Présent à la réunion, un avocat de chez NautaDutilh prend la parole. “Une distinction doit être faite entre monsieur Bossaert et les autres membres. Le premier est lié à un contrat de service via sa société, tandis que les deux autres sont liés par un contrat de travail. La question qui se pose, par rapport aux faits, est de savoir s’il s’agit d’une faute grave. Les faits ne sont pas encore clairs en ce qui concerne les instructions données à Madame Pegie Leys et Monsieur Tom Borgions lors du système qui avait été mis en place.”
Ils décident donc d’auditionner les deux membres pour éclaircir la situation et prendre des décisions en connaissance de cause. L’un comme l’autre ont juré fidélité à l’URBSFA. “J’ai toujours travaillé de bonne foi depuis une vingtaine d’années”, commence Tom Borgions. “Pour la partie bonus, il s’agit d’un contrat de services qui avait été rédigé par le juriste M. Bart Veraeghe. Une “facture additionnelle” avait été reçue. J’ai payé cette facture sur instruction de M. Bart Verhaeghe, puis Mehdi Bayat.”

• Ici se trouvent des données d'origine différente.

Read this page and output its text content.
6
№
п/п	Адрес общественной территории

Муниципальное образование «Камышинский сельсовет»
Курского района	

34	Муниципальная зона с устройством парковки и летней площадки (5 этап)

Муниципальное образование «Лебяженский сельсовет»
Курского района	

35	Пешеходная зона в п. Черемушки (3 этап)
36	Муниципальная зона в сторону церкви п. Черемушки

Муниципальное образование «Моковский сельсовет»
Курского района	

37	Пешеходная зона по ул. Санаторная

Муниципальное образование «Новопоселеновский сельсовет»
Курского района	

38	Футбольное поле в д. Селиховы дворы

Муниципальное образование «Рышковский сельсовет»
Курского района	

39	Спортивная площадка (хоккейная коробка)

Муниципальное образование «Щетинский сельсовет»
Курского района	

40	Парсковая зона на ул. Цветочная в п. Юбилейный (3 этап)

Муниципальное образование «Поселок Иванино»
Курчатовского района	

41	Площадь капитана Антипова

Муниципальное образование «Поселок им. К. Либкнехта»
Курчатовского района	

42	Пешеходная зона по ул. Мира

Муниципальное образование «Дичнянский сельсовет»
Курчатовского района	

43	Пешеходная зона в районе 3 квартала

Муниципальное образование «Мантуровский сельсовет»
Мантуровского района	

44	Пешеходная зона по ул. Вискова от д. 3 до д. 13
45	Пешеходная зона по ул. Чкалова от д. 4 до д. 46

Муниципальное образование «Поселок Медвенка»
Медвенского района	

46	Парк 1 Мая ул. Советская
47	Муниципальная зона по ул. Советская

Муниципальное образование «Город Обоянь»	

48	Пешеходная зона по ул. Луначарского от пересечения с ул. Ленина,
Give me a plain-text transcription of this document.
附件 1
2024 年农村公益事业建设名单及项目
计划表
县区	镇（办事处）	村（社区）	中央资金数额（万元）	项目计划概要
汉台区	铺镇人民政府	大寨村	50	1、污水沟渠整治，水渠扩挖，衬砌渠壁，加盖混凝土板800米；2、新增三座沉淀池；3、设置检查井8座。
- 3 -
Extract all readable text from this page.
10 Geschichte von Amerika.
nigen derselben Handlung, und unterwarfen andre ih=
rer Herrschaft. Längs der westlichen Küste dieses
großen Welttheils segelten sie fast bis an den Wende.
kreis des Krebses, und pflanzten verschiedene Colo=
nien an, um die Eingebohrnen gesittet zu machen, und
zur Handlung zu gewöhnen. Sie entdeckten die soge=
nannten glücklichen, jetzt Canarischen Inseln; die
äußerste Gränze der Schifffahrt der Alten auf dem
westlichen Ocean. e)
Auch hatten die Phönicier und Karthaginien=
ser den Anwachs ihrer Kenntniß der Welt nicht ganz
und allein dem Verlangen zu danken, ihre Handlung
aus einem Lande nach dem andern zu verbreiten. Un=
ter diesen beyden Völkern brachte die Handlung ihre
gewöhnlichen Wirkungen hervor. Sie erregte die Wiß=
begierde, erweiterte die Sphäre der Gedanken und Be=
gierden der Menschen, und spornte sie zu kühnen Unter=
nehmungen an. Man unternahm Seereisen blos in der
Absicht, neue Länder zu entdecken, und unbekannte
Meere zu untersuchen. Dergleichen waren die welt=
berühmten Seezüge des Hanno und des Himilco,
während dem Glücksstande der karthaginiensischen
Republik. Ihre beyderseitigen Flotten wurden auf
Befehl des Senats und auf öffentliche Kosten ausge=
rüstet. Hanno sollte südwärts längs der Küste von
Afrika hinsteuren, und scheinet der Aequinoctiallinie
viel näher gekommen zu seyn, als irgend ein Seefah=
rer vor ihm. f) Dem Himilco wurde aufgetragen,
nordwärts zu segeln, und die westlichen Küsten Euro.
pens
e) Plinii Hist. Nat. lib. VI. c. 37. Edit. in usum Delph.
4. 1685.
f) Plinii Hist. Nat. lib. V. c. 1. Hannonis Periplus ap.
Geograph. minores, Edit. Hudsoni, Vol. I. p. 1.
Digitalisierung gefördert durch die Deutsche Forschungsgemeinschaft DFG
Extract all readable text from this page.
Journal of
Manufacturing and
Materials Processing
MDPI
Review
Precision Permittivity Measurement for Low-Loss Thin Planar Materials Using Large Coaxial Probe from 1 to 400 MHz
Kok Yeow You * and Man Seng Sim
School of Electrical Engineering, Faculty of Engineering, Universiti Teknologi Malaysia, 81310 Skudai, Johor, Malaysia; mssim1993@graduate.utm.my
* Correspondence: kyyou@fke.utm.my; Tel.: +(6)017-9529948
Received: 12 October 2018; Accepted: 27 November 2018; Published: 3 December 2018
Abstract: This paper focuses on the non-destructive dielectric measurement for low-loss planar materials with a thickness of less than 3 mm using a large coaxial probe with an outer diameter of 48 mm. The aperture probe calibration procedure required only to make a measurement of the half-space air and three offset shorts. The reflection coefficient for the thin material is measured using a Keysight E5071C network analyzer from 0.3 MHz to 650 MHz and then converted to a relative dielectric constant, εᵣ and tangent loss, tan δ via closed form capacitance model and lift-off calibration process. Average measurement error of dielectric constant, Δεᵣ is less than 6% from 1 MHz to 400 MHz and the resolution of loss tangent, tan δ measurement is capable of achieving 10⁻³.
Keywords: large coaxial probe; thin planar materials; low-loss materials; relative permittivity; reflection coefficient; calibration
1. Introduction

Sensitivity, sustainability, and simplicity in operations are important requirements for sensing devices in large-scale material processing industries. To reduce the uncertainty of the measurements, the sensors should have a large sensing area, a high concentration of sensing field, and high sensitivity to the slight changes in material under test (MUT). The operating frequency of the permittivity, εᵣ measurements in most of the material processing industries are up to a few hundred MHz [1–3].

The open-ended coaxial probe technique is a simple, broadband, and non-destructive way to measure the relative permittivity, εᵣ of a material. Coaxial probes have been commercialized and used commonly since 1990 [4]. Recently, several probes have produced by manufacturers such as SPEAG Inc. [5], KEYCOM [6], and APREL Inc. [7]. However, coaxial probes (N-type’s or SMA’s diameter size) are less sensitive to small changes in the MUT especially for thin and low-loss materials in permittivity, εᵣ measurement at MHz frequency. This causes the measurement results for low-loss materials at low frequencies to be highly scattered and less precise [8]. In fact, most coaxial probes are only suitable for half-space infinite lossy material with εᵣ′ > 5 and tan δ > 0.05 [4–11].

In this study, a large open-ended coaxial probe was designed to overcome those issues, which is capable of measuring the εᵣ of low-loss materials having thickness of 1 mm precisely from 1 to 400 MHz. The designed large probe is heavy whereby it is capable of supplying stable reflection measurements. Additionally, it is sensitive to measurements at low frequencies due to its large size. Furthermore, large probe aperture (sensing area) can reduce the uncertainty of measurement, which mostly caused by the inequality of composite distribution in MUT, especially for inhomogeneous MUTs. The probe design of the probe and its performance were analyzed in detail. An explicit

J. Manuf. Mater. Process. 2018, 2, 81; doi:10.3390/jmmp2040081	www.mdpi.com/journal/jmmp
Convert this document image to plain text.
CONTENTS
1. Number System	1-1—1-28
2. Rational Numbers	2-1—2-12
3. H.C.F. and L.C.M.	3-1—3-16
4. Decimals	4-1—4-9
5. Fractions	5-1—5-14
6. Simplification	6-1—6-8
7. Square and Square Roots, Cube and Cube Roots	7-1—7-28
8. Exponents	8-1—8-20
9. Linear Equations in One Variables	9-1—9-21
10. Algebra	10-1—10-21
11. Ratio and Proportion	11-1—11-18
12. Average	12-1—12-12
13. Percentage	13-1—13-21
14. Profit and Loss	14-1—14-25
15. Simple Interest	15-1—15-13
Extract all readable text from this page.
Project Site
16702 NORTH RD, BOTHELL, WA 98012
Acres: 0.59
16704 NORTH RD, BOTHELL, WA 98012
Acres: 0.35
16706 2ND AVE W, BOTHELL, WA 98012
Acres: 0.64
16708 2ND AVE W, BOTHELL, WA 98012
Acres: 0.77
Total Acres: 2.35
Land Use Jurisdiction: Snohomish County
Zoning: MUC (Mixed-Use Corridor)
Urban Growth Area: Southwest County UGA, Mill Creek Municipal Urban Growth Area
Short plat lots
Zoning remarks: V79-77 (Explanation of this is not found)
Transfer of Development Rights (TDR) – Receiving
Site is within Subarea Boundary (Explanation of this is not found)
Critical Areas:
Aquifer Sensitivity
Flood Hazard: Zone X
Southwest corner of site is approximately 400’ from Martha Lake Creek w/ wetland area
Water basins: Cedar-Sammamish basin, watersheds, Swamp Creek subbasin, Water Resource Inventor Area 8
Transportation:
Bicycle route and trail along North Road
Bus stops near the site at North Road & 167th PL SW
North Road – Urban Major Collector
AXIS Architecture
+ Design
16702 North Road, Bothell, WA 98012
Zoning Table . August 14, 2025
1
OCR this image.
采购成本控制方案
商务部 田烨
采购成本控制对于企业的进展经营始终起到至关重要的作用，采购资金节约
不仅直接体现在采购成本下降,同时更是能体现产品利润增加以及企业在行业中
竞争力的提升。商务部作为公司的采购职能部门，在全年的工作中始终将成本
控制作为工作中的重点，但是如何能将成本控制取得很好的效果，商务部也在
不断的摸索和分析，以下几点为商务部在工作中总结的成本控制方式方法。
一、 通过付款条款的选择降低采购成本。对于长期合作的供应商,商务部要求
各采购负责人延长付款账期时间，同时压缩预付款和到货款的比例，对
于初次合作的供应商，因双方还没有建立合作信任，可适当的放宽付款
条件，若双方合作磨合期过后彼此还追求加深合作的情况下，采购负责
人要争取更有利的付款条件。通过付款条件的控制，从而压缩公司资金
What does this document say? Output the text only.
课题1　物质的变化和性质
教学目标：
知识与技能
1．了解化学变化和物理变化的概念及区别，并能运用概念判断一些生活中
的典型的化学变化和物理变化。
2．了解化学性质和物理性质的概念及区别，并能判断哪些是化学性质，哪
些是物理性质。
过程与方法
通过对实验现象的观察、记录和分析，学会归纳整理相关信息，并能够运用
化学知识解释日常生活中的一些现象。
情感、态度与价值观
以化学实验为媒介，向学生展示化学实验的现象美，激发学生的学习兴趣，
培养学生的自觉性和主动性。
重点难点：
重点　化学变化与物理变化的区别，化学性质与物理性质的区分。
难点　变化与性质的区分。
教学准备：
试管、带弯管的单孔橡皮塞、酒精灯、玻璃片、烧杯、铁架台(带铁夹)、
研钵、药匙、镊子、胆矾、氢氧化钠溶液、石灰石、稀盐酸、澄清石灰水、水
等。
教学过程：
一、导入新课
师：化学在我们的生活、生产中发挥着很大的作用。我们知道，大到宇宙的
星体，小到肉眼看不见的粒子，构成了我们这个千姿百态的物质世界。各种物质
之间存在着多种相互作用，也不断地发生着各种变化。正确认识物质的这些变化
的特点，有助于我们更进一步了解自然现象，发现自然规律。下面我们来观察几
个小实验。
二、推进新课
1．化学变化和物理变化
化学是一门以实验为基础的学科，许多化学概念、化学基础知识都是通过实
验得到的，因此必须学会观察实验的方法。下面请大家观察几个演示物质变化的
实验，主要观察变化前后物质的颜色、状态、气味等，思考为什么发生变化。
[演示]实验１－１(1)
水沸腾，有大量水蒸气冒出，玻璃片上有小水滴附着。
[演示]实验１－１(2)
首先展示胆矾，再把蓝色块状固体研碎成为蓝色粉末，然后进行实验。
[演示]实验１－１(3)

De son côté, Pegie Leys a tenu à rappeler sa loyauté envers l’institution. “Malgré les nombreux éléments mentionnés dans la presse, l’URBSFA peut compter sur moi à l’avenir. Je continuerai à respecter mes obligations déontologiques en vertu de mon contrat de travail. Si j’ai demandé un autre avis juridique, c’était uniquement pour le bien de l’institution.” Une autre série de réunions sera organisée. Mais le CA décide finalement de conserver les deux éléments. Ce qui sera finalement fatal à un autre homme : Paul Van den Bulck.